Odd cudaStream_t behavior

So I’ve got 8 streams allocated to a GPU doing overlapping memcpyasync’s and then launching a series of kernels. The basic flow is as follows:

for(i = 0; i < 8; i++)
create stream #i
for(i = 0; i < 8; i++)
memcpyasync(… stream #i, host to device);
for(i = 0; i < 8; i++)
for(i = 0; i < 8; i++)
memcpyasync(… stream #i, device to host);

Unfortunately every time a kernel is queued for launch cudaGetLastError() returns cudaErrorLaunchOutOfResources. This behaviour is not found when running in device emu mode. Further when I increase the stream count from 2 to 32 when using the stream example in the CUDA programming guide I get similar results. I’m running the current version of CUDA and have tried all CUDA 2.0 revisions that support the GTX 280, same results.


Same exact kernel launches in another program w/out using streams with 512 blocks and 512 threads per block.

Inside the program that uses streams I can run at most 256 blocks with 256 threads per block in a single schedule. Further the one that uses streams does not appear to make any kind of system call which reports an error so the bug is definitely in libcudart.

This project has given rise to numerous bugs in cudart. Is there an email address to which I can forward a list of these along with code and debugging output? Or is this forum the only means of reporting bugs?


Some more information:

I am using shared memory, but its far below the max shm per block reported by my card (approximately 1/8th). It also appears this bug only triggers if cudaGetDeviceProperties is called on the device after cudaSetDevice. When I reorder these calls I still get the same error with 512 threads per block, but not with 384… Definately something fishy in the cuda runtime lib since the ioctl’s stop after the memcpy async request.

I think you need to call cudaStreamSynchronize(l_asyncStream)+cudaThreadSyncronize() at the end ( and not only cudaThreadSyncronize() ).
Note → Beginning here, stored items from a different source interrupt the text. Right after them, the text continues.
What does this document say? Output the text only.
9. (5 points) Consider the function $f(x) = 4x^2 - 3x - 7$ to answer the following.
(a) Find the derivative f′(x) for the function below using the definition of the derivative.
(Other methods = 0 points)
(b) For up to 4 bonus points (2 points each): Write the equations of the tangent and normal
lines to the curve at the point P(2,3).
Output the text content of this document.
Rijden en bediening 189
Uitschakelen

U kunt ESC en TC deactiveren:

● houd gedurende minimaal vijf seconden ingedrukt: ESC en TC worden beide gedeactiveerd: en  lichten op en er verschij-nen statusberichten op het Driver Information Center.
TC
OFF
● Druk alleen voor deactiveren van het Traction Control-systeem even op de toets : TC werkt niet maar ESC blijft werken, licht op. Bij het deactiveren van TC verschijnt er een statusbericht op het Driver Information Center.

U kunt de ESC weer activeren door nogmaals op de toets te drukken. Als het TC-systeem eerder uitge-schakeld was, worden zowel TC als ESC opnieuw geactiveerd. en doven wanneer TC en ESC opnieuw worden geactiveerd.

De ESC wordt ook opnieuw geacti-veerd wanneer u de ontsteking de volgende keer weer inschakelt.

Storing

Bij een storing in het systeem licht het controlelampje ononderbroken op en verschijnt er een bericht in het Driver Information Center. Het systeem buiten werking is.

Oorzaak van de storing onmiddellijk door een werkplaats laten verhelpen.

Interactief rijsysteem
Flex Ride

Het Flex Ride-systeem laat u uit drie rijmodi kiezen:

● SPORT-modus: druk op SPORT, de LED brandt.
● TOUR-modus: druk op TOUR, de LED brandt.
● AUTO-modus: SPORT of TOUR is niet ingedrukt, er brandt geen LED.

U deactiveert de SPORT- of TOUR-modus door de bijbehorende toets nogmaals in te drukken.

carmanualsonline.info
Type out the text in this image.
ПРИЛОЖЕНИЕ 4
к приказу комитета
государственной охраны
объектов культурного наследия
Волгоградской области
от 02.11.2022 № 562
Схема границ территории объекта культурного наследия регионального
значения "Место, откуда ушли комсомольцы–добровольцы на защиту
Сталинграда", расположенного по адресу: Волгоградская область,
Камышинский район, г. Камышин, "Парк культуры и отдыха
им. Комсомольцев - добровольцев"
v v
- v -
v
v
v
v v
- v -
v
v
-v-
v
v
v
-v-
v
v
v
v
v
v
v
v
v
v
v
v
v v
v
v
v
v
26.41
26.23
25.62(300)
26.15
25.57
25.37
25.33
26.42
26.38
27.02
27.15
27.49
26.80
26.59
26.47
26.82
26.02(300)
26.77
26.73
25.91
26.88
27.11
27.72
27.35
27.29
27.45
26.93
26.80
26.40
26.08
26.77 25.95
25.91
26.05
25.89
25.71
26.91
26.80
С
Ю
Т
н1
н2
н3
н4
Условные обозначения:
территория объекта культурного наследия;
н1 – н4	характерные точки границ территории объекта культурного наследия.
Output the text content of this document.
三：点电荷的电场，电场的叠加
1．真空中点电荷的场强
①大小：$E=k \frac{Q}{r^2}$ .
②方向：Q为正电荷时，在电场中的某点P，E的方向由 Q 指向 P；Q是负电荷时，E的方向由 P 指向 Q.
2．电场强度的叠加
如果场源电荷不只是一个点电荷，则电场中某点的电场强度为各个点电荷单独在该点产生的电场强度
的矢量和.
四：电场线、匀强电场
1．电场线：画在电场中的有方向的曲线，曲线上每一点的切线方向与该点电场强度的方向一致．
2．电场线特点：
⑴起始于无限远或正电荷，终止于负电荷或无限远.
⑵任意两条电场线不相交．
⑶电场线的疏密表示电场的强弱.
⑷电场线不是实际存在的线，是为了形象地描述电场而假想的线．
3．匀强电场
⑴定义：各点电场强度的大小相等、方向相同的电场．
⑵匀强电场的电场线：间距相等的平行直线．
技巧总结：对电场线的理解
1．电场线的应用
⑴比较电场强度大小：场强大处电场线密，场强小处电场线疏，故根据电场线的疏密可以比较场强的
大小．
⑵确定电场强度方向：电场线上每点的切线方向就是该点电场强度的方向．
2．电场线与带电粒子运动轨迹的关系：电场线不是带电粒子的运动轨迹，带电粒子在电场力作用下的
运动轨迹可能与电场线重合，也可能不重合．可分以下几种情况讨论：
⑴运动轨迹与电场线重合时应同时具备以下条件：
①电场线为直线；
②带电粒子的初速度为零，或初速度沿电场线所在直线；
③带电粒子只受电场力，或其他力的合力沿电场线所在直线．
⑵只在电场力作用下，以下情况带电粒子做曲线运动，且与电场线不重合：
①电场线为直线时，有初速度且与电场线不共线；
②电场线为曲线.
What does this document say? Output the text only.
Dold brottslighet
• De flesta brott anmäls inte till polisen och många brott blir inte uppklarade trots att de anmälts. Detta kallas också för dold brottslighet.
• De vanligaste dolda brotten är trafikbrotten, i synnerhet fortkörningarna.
how many registers are your kernel using? On G80/G92 you can have at most 10 registers when you want to use 512 threads per block. Number of blocks should not matter, only when going beyond 64k in one dimension.
If your kernel uses less than 16k shared mem, you will also never have a problem launching the kernel (it just might limit the number of concurrent blocks per SM, but with 512 threads you will have just 1 block per SM on G80/92)

It turns out to be a combination of things. One a bug in CUDA’s resource usage estimate (it never asks the card, just looks at the fatbin headers) and the second bug is in nvcc involving improper unrolling of loops. Must we write everything in PTX? If so please synchronize the PTX ISA.

the numbers in .cubin are not estimates, it is machine code that knows which registers it uses, so those numbers should be exact. Otherwise it is smart to file a bugreport.

if a loop gets improperly unrolled you can put a #pragma unroll 0 on the line before it to prevent unrolling. But maybe it is smart to also file a bug for this one.

I checked the binary, 17 registers per thread, 512 threads per block and 2k shared memory usage per block. Far below the limits of any CUDA compatible hardware. I’ve sent a reproduction stub to a fellow from nVidia that contacted me, but have yet to hear back that he got it.

Unrolling this loop is a no-brainer as the iterator has nothing to do with the statements in the loop:

for(i = 0; i < 32; i++)


b ^= x[v & 1];

v >>= 1;


17*512 = 8704 and hence above the 8192 registers that are available for 1.0/1.1 hardware. Unless you are using g200 hardware it won’t run.